A Lithuanian man, Evaldas Rimasauska, conned Google and Facebook into transferring over $100m into accounts he controlled.
He sent fake invoices to Google and Facebook between 2013 and 2015.
Mr Rimasauskas and his associates posed as Quanta Computer, a hardware company based in Taiwan that had done business with Facebook and Google.
M r Rimasauskas pleaded guilty to wire fraud in federal court in Manhattan, where Judge George B Daniels said the charge could carry as many as 30 years in prison and a fine up $1m or twice the crime’s proceeds.
In a statement, Geoffrey S Berman, the US attorney for the Southern District of New York, said: “As Evaldas Rimasauskas admitted today, he devised a blatant scheme to fleece US companies out of $100m, and then siphoned those funds to bank accounts around the globe.”
Mr Rimasauskas was extradited from Lithuania to the United States in 2017.
In a court appearance, Mr Rimasauskas said that he had knowingly participated in fraud and that his role was to set up the bank accounts to facilitate the scheme, Bloomberg reported.

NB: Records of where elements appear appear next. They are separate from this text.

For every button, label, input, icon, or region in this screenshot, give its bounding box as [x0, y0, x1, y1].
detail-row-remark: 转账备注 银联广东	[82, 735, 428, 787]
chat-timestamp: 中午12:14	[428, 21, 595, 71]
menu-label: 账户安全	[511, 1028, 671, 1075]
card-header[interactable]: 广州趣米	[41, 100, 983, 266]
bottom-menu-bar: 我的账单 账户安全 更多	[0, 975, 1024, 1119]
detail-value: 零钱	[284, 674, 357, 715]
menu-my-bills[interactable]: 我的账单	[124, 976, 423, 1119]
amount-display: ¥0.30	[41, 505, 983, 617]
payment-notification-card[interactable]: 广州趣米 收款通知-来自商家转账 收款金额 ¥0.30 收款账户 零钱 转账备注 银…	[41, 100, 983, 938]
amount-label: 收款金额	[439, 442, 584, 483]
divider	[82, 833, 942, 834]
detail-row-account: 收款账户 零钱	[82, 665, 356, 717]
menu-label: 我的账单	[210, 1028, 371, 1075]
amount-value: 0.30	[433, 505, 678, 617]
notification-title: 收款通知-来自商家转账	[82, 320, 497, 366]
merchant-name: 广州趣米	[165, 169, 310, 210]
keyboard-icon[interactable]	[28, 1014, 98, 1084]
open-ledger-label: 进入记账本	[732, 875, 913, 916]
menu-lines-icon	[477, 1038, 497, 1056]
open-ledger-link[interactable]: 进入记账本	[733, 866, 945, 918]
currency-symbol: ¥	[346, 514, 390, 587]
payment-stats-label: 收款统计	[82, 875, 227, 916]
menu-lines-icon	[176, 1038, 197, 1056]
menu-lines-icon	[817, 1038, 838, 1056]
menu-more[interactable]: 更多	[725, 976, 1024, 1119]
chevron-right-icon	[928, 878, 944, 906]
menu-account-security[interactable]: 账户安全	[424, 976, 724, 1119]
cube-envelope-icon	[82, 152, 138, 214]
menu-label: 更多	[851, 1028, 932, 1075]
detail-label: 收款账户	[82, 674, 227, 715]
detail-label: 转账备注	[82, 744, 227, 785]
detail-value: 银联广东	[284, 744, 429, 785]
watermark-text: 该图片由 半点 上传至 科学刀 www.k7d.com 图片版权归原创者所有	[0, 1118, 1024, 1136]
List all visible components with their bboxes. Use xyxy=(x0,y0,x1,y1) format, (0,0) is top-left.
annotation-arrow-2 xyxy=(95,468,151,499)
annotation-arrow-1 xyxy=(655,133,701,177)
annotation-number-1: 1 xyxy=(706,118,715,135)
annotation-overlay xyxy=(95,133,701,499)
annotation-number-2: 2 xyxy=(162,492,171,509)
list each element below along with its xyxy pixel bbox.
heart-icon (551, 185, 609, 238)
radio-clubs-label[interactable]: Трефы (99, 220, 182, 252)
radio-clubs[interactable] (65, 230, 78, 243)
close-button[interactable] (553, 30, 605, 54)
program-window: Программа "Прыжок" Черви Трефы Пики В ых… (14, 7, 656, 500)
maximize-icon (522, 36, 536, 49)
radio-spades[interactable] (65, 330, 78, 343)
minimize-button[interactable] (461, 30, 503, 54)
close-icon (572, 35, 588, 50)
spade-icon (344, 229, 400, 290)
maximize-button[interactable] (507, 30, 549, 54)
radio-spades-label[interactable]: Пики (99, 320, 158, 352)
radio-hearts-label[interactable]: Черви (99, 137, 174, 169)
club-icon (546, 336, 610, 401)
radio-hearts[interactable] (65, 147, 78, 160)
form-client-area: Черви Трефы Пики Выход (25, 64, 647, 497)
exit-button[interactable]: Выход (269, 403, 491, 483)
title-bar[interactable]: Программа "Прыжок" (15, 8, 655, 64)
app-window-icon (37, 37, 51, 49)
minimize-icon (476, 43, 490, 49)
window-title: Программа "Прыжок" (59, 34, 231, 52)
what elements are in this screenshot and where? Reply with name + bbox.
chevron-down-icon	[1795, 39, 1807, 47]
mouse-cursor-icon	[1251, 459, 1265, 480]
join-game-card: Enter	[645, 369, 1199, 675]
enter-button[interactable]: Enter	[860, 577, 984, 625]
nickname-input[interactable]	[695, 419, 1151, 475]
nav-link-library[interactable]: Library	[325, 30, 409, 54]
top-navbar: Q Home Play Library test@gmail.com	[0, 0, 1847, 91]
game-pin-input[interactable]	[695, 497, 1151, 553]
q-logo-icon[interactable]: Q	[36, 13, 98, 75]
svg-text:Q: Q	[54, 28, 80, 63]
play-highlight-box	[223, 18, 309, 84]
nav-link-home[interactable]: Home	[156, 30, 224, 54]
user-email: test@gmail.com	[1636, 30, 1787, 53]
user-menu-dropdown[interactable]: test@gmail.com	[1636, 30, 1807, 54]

After money was wired from the tech companies to the bank accounts in Cyprus and Latvia, the Justice Department said in its statement, Mr Rimasauskas “caused the stolen funds to be quickly wired into different bank accounts in various locations throughout the world, including Latvia, Cyprus, Slovakia, Lithuania, Hungary, and Hong Kong.”
In emailed statements Sunday, Facebook said the company had “recovered the bulk of the funds shortly after the incident and has been cooperating with law enforcement in its investigation”.
Google said it had “detected this fraud and promptly alerted the authorities. We recouped the funds and we’re pleased this matter is resolved”.